Plusieurs événements ont renforcé le courant décentralisateur. l'État, pour faire des économies sur son budget, a cherché à associer les collectivités à ses investissements. Les territoires se sont lancés dans une concurrence renforcée pour accueillir entreprises et laboratoires de recherches. La France cherche à rejoindre une évolution décentralisatrice bien plus avancée dans les autres États européens qui ont accordé à leurs régions des pouvoirs étendus et parfois législatifs; d'autant que de nouvelles réglementations au niveau de toute l'Europe, inscrites dans le brouillon de la future constitution européenne, redistribueront plus encore des compétences des États aux communautés et régions, qui les délègueront à leur tour sur d'autres acteurs publics ou privés, selon un système de partenariat. Il s'agit aussi, pour l'État français, d'apporter les modifications propres à favoriser les tendances du capitalisme mondial: privatisation des secteurs de production et de distribution jusqu'alors étatisés, marchandisation des services publics, dérégulation, mise en pratique d'une culture du partenariat et du contrat remplaçant la loi et les conventions collectives, — culture prônée par le Medef et en conformité avec le traité de Maastricht et l'OMC.
 


Les dispositions du projet

Le projet de loi constitutionnelle qui ouvre la voie à la décentralisation modifie l'article premier de la Constitution qui définit les valeurs fondatrices de la République. Cet article proclame désormais que «l'organisation(de la République) est décentralisée».La région est officiellement reconnue. Des compétences nouvelles seront transférées par l'État aux collectivités locales; celles-ci auront aussi, par loi ou par décret, le droit à «expérimenter»,pour une durée de 5 ans, d'autres compétences qu'elles choisiront. Le Parlement pourra voter l'organisation d'une consultation sur la création d'une collectivité à statut particulier ou sur la modification des limites d'un département ou d'une région (par exemple, la fusion de deux départements ou de deux régions (1)). Il est spécifié que «tout transfert de compétence entre l'État et les collectivités territoriales s'accompagne de ressources équivalentes à celles qui leur étaient consacrées»,charge à ces collectivités de se procurer les compléments budgétaires; il leur est reconnu une autonomie financière qui consacre leur faculté de recevoir «tout ou partie des impositions de toute nature».Les collectivités locales auront le droit d'organiser des référendums décisionnels, sur des questions relevant de leurs compétences. Les électeurs auront un droit de pétition pour obtenir l'inscription d'un sujet à l'ordre du jour de l'assemblée délibérante de la collectivité.

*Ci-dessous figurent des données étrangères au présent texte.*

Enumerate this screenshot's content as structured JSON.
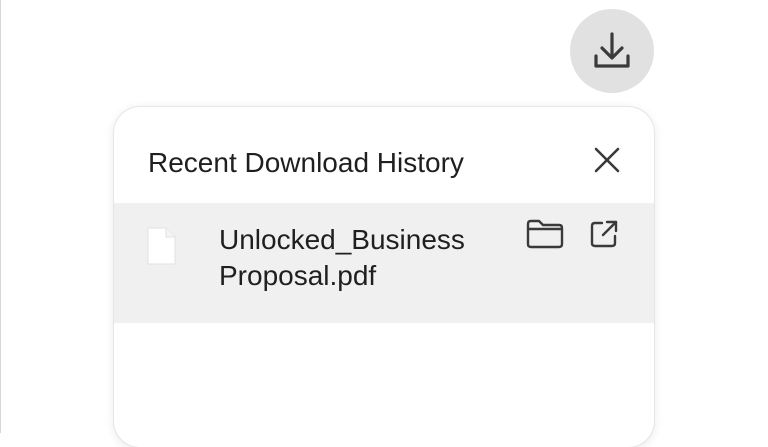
{
  "panel": {
    "title": "Recent Download History",
    "close_icon": "close-icon"
  },
  "toolbar": {
    "download_icon": "download-icon"
  },
  "downloads": [
    {
      "file_name": "Unlocked_Business Proposal.pdf",
      "file_icon": "file-icon",
      "actions": [
        "folder-icon",
        "open-external-icon"
      ]
    }
  ],
  "colors": {
    "download_button_bg": "#e1e1e1",
    "item_bg": "#f0f0f0",
    "text": "#1f1f1f",
    "icon": "#3a3a3a"
  }
}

Le projet de loi a été approuvé par les députés et le Sénat. Il devra être validé par le Congrès fin février. Exit donc, — car trop risqué pour le gouvernement — le référendum national qui devait permettre que les Français soient «naturellement consultés»,comme Chirac l'avait promis le 10 avril 2002. Des Assises des libertés locales se sont tenues dans les 22 régions de la métropole et les 4 d'Outre-Mer. D'une façon évidemment centraliste, puisque ce sont les préfets qui ont fixé l'ordre du jour, dressé la liste des participants et convoqué (des élus et des ministres); ce qui montre bien que la décentralisation n'amoindrit en rien la structure hiérarchique de l'État: la décentralisation se décide au niveau central et suivant un schéma qui est imposé par une cohérence européenne et mondiale et non pas par la réponse à des situations problématiques ou à des besoins réels.

Une fois que les régions auront fait connaître les nouvelles compétences qu'elles souhaitent expérimenter, une «loi de modernisation de la République»viendra, avant l'été, organiser le transfert de ces compétences, en en précisant le nombre et la nature. C'est après seulement que seront abordés questions budgétaires et transferts financiers
 


Le poids accru des tutelles politiques et patronales.

Chirac avait dit: «La décentralisation ne doit pas être une affaire d'élus».Or, affaire d'élus elle l'a été depuis le départ, et elle le restera jusqu'au bout.

La déconcentration des pouvoirs telle qu'elle existe aujourd'hui a déjà changé la vie des élus. Elle a fabriqué de nouveaux hobereaux, impulsé de nouvelles féodalités, au profit d'une corporation d'élus cumulards, qui ont acquis plus de poids et qui souhaitent en acquérir davantage. De nouvelles élites politiques départementales et régionales sont ainsi apparues et, de par leur capacité de redistribution d'une partie des fonds de l'État et de l'Europe, elles ont acquis un véritable pouvoir d'influence sur les populations concernées. Même élues, elles ne sont guère plus que les clones dont l'administration centrale a besoin localement.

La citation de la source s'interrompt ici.